Captain Frederick Pabst was a German immigrant and former ship captain on Lake Michigan before buying a portion of his father-in-law’s business, Phillip Best Brewing Company. He was a master of marketing and understood there were still untapped areas of the brewing market and began working toward promoting his beer nationwide. This, along with having the latest technology and freshest ingredients, allowed him to become of the most successful brewers not only in Milwaukee but nationally. He started advertising what was later renamed Pabst Brewing Company and his signature blue ribbon beer in mostly newspapers and magazines in the Milwaukee and Chicago area to start off in the late 1870s. With success in that area, they were able to then move on to farther off regions including Indiana and Boston by advertising in the Boston Journal of Commerce and Indianapolis Western Citizen. He was one of the first to create a national marketing campaign to raise awareness about the company and its products. Pabst’s brewing company quickly spread throughout these states and was selling fourteen times their original amount within a few months of being introduced in Indiana. It did not stop there however, Pabst began expanding by acquiring properties including taverns, brewhouses, fire departments, and the famous Whitefish Bay Pleasure Resort and Pabst Theater. With this move Captain Pabst was able to stamp his logo all over the country so that within months everybody in America knew what the hop leaf and red logo represented.
 
Another form of advertisement that helped promote Pabst Brewing Company was their method of tying blue ribbons around their beer in 1882 to help it stand out against rival beers and companies. This led to the misconception that they had won a blue ribbon when they had only won medals at the Paris World’s Fair in 1878, the Philadelphia Centennial Fair and the 1893 Chicago World’s Fair.
 

The stained glass featured a picture of King Gambrinus, the patron of brewing, on his throne having a discussion with the Muenchener Kindl. This artwork was created by local Milwaukee artist Frederick Wilhelm Heine and the Charles Baumbach Company.

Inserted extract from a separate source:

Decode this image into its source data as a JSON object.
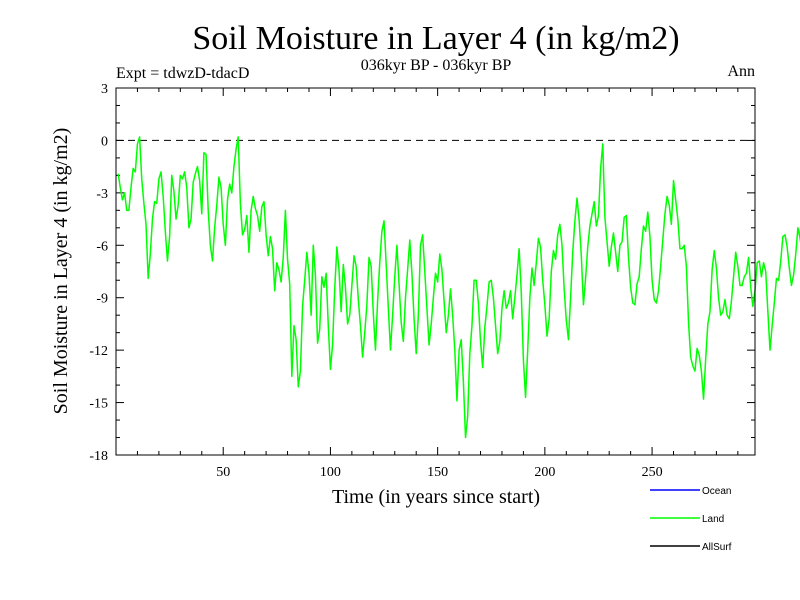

One of the spotlights of the expansion of the Pabst Brewing Company that drew in thousands of visitors was the brewhouse located in Milwaukee. It was a beautiful feat of architecture as it contained stained glass like a church that helped bring in natural light during the day.  It was used for cautiously selecting the ingredients and mixtures that would be infused into a Pabst Blue Ribbon beer.


Pabst Brewing Company pass issued to tour the brewery, signed by Frederick Pabst.

The brewhouse, or plant as it is mentioned, was impressive not just based on the efficiency and capabilities of their industrial machinery, but was also magnificent in its beauty and design. It was one of the first brewhouses to allow visitors inside and they were astounded by the size and architecture of one of the largest breweries in the world at the time. Thousands of people visited from across the world to gander, bringing exceptional revenue to the company. The brewhouse represented the power and grace of the Pabst Brewing Company and its owner Captain Pabst.


Guests touring the interior of the brewhouse.